Steinhoff has hired PwC to investigate the wrongdoing and appointed Moelis & Co. to handle discussions with lenders and AlixPartners LLP to advise on operations, including cash flow. It earmarked assets that could be sold easily, if necessary, and offloaded a stake in South African investment holding company PSG Group Ltd., raising about $345 million. Steinhoff Africa Retail Ltd., a subsidiary known as STAR, is refinancing loans with its parent company that amount to about 16 billion rand ($1.3 billion). Steinhoff has also reshuffled management, appointing Chief Operating Officer Danie van der Merwe as interim CEO and Conforama boss Alexandre Nodale as his deputy in a new four-member management board.

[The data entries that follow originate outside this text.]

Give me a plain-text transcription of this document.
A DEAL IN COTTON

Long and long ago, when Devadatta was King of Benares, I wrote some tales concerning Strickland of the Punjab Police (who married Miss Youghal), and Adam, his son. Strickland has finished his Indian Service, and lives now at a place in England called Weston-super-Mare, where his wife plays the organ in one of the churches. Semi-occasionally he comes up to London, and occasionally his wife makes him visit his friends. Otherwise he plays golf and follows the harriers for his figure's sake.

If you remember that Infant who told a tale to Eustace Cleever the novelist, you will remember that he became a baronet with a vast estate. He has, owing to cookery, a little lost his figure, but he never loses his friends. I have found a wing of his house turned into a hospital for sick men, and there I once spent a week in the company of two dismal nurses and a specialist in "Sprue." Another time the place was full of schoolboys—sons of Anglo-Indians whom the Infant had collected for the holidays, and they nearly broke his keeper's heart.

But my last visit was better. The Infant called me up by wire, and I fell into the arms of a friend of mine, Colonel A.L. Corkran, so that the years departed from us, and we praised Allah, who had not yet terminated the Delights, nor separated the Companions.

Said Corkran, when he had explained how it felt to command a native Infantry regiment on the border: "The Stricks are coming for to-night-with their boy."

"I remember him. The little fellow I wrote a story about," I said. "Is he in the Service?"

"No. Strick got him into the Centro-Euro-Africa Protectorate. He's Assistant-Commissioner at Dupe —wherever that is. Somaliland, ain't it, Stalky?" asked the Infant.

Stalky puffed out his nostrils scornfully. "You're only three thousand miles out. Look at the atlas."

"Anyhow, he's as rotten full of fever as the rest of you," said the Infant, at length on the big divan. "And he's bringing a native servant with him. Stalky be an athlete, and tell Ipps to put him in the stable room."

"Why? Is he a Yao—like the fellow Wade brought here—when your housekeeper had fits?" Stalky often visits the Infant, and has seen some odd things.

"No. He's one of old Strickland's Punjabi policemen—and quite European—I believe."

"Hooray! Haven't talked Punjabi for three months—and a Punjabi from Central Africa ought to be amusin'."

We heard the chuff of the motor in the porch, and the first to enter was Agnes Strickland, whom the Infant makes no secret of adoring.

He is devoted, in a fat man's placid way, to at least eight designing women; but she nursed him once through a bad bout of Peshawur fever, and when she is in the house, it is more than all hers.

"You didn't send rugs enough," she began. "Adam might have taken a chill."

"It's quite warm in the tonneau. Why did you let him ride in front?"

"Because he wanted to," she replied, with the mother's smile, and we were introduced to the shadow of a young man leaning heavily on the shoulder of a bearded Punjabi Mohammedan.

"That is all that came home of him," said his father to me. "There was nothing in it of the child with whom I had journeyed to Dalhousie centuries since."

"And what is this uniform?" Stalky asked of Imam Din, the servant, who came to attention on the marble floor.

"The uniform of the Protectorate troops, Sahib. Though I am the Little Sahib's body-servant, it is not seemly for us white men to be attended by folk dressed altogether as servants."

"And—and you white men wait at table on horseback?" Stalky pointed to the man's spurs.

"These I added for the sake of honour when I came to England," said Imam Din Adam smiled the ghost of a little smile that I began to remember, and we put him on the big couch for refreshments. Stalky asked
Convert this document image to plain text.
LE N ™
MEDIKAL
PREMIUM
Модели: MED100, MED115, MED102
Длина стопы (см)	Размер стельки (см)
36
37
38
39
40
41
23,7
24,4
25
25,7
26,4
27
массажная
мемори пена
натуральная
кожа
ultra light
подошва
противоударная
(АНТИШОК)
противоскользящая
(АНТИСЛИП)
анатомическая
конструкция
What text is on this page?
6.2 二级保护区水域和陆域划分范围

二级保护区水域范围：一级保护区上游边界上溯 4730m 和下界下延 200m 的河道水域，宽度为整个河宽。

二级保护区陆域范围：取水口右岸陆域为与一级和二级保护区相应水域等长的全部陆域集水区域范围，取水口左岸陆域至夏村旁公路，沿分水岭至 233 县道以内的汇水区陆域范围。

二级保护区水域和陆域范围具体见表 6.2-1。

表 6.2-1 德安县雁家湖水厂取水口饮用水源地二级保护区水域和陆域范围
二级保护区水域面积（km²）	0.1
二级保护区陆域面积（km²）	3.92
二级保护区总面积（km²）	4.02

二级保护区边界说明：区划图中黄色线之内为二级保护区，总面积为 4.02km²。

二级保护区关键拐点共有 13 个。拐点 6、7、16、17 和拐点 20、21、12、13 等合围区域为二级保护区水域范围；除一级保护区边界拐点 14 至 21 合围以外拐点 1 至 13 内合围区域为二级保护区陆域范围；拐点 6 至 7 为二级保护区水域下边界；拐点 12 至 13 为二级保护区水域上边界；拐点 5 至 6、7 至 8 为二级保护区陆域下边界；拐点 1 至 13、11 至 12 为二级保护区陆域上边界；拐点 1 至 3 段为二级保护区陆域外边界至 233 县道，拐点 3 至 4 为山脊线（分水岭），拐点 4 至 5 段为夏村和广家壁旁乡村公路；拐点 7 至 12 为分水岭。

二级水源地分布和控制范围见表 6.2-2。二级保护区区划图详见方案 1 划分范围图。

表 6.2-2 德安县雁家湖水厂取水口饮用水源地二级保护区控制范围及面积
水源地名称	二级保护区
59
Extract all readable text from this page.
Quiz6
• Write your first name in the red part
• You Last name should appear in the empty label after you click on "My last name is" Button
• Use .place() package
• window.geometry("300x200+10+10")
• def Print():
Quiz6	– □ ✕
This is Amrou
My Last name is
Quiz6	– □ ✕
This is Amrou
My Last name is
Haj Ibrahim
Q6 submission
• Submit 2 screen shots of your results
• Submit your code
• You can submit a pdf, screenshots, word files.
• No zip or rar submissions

Three non-executive directors have been tasked with keeping a closer eye on governance. They include Steve Booysen, who was already head of the audit and risk committee.
Who is in the spotlight?
Jooste and Wiese have both resigned, saying nothing about what went wrong. Auditor Deloitte LLP, which signed off the 2016 results that now need to be restated, has said it will fully cooperate with investigations. Banks that provided funding to an entity controlled by Wiese have sold 98.4 million Steinhoff shares, exercising their security rights over stock held as collateral. Wiese also sold shares in Shoprite Holdings Ltd., of which he’s the chairman, to raise about 4.2 billion rand as he battles to remain liquid.
Who is investigating?
South Africa’s Independent Regulatory Board for Auditors and a Dutch auditing regulator have begun probes into Deloitte’s role, while the Financial Services Board started an investigation into Steinhoff, backed by Finance Minister Malusi Gigaba. A number of law firms, backed by wealthy funders, are trying to persuade investors to join class-action lawsuits, promising not to charge fees unless the case is successful. German and Austrian prosecutors have been investigating possible accounting fraud since 2015.
Who has suffered from the fallout?
The biggest loser in dollar terms is Wiese, Steinhoff’s largest shareholder, who has seen his net worth plunge to about $2 billion from more than $5 billion, according to the Bloomberg Billionaires Index. South Africa’s Public Investment Corp., which manages pension funds of government workers, has a 10 percent stake, which translates to a loss of more than $1 billion. The share prices of related companies have also slumped, including STAR, PSG, Shoprite and Tradehold Ltd., another Wiese company. Three South African lenders are owed more than 1.2 billion rand after a racehorse company Jooste was a director of failed to meet its financial commitments. Bondholders now in possession of junk-rated assets include the European Central Bank, which may lose its appetite for corporate bonds as a result, according to Bank of America Merrill Lynch.